Agar Hadiah Efektif Bagi Pembentukan Kepribadian Anak

31 Mei 2014   14:01 Diperbarui: 23 Juni 2015   21:54 78
+
Laporkan Konten
Laporkan Akun
Kompasiana adalah platform blog. Konten ini menjadi tanggung jawab bloger dan tidak mewakili pandangan redaksi Kompas.
Lihat foto
Gadget. Sumber ilustrasi: PEXELS/ThisIsEngineering

Rahasia tentang pemberian hadiah dan hukuman dalam dunia pendidikan Sekolah Dasar (SD), menjadi pertanyaan dan keresahan bagi sebagian besar pendidik dan orang tua. Penerapan pemberian hadiah dan hukuman yang tidak jelas konsepnya akan semakin memperburuk kepribadian anak.

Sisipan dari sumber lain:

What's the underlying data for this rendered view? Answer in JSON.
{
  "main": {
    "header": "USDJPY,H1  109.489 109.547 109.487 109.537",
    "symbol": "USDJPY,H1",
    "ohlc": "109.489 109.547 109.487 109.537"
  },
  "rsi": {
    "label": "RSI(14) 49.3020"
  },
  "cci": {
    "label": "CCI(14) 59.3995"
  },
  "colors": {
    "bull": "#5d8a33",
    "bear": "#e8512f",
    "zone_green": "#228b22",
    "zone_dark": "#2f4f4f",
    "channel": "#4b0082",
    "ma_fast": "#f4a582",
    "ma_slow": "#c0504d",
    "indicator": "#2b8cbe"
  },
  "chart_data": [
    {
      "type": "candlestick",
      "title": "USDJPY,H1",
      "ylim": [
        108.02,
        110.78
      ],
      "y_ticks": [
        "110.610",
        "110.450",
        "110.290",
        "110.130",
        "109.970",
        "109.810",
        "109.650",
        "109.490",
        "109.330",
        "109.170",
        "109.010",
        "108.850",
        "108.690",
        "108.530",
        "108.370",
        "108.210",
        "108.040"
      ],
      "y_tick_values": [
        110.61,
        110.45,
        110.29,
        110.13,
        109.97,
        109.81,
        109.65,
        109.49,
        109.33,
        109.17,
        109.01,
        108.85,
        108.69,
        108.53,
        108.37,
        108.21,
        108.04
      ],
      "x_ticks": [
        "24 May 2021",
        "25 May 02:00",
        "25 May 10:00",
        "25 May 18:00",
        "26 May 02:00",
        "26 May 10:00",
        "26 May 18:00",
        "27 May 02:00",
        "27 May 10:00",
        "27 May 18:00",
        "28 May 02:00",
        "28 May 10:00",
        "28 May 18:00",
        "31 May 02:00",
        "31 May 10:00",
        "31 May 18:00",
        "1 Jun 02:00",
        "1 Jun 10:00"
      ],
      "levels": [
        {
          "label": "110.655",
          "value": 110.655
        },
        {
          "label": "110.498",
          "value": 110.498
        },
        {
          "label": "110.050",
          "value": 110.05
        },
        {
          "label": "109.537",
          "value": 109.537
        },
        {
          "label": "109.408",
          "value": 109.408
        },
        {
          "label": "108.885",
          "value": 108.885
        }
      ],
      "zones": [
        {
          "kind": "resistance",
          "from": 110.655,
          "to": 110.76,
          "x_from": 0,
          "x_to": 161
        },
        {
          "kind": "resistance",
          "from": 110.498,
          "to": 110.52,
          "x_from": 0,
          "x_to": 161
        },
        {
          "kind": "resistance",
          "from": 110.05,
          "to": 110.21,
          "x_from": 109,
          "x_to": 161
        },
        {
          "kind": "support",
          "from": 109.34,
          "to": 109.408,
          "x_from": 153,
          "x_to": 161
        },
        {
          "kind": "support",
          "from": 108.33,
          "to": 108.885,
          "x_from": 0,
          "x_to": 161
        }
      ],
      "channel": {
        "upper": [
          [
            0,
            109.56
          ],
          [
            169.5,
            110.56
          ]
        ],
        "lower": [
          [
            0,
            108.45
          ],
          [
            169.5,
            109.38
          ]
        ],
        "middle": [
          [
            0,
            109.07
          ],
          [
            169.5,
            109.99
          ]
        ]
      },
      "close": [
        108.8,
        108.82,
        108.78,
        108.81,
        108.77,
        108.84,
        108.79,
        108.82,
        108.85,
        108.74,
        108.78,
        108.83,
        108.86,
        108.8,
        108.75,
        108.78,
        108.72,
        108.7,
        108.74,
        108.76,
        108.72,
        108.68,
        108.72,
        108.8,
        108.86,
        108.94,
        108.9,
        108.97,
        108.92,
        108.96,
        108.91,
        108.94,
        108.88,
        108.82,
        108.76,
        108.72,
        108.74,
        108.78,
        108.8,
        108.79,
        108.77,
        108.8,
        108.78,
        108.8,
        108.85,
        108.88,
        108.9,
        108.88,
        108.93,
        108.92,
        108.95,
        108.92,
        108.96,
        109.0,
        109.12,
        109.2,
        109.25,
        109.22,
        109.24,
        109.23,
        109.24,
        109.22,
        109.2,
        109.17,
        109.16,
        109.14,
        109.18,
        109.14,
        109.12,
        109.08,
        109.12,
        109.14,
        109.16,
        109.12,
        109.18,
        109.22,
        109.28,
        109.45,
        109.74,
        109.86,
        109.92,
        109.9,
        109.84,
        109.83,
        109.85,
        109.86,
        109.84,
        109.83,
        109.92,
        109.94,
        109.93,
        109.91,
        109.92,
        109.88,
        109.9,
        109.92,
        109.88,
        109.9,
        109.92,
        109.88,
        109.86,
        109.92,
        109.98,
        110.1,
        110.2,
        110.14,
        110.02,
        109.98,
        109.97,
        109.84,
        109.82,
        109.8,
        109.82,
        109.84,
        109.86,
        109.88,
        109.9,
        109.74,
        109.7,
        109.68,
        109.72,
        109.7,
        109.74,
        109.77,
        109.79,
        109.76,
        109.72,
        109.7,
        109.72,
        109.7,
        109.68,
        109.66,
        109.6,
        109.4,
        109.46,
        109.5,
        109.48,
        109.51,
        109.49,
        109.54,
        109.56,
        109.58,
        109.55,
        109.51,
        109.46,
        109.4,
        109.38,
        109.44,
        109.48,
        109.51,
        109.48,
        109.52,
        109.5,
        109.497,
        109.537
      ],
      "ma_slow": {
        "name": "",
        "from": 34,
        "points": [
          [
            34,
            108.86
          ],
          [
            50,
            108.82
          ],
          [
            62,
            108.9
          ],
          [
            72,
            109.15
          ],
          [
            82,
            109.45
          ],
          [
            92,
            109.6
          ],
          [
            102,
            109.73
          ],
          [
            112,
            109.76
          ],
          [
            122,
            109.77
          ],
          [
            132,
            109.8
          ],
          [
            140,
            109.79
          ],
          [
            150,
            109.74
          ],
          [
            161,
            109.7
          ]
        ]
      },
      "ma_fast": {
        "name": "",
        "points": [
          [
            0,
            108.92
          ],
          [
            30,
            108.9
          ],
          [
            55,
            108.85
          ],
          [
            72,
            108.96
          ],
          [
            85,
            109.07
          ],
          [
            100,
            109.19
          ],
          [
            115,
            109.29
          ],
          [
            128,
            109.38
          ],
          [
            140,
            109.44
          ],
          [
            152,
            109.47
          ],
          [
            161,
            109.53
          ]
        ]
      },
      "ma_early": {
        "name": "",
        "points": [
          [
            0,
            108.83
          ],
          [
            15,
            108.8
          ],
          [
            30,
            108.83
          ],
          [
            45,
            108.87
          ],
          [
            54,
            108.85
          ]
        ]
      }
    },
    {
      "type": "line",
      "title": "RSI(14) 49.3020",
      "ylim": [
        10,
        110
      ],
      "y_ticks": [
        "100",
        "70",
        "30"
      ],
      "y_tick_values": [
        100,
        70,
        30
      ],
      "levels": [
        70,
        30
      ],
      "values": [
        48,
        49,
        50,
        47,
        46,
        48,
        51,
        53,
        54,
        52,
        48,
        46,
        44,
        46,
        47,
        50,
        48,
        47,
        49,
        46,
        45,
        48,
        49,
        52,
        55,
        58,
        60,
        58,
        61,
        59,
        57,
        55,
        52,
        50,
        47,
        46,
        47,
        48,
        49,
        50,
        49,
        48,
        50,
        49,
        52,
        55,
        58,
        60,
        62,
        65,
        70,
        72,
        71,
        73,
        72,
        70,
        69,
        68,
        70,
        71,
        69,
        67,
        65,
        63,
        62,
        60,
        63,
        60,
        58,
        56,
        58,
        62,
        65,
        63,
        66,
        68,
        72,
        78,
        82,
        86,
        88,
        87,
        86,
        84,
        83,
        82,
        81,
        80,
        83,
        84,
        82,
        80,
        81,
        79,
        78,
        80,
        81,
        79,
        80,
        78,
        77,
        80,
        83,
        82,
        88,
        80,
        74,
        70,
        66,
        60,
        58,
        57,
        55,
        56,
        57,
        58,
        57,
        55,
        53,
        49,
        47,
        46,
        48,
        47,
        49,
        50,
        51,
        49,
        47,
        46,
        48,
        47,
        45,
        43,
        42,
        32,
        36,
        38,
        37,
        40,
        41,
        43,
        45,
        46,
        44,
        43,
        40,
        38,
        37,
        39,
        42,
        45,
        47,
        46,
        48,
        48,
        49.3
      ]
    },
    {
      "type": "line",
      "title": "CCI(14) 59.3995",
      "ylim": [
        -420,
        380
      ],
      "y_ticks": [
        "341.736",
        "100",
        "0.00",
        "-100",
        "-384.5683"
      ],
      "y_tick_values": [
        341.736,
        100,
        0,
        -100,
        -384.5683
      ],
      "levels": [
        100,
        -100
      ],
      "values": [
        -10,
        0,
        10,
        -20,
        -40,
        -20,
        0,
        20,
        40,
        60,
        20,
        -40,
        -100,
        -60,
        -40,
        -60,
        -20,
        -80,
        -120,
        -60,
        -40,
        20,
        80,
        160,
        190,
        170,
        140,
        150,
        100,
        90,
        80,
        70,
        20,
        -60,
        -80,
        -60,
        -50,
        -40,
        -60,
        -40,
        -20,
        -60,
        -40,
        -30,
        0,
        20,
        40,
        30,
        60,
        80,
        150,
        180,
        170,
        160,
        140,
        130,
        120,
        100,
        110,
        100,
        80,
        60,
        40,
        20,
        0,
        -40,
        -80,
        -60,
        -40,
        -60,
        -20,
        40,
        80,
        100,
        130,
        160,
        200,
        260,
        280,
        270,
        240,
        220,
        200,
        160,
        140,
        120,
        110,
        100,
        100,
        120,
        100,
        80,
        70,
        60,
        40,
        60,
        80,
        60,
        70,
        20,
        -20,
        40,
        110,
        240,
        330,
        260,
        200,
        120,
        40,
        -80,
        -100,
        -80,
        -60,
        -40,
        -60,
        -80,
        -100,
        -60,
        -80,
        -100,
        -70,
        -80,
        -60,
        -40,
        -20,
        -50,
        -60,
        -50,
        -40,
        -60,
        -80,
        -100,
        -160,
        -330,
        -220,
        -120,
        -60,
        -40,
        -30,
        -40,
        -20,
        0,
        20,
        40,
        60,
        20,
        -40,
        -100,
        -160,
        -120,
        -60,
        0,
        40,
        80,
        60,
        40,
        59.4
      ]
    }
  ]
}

Awalnya, banyak orang tua dan pendidik beranggapan bahwa masalah pemberian hadiah dan hukuman ini adalah masalah kecil. Namun, dari masalah kecil ini jika sudah menjadi kebiasaan, maka akan dapat membentuk kepribadian anak. Sebagai calon pendidik, seharusnya memiliki kepribadian yang baik agar dapat membentuk anak menjadi pribadi yang baik pula. Karena kepribadian menentukan apakah ia akan menjadi pendidikyang baik bagi anak didiknya ataukah akan menjadi perusak bagi masa depan anak didiknya.

Itu sebabnya, perlu dipelajari dengan baik resepnya. Harus tepat ukurannya. Karena kesalahan membaca resep dan dosis, justru membuat hadiahtidak lagi sebagai obat, tetapi sebaliknya menjadi racun yang menghancurkan kepribadian anak.

Ada beberapa prinsip dalam pemberian hadiah, yaitu pertama penilaian didasarkan pada ‘perilaku’ bukan ‘pelaku’. Bagi yang belum terbiasa, tentunya tidak mudah membedakan antara ‘perilaku’ dengan ‘pelaku’. Istilah dan panggilan semacam ‘anak rajin’, ‘anak saleh’, ‘anak cerdas’ atau ‘anak anak hebat’ yang menunjukkan sifat ‘pelaku’ sebaiknya tidak dijadikan alasan pemberian hadiah, tetapi sebutkan secara langsung perilaku anak yang membuatnya memperoleh hadiah.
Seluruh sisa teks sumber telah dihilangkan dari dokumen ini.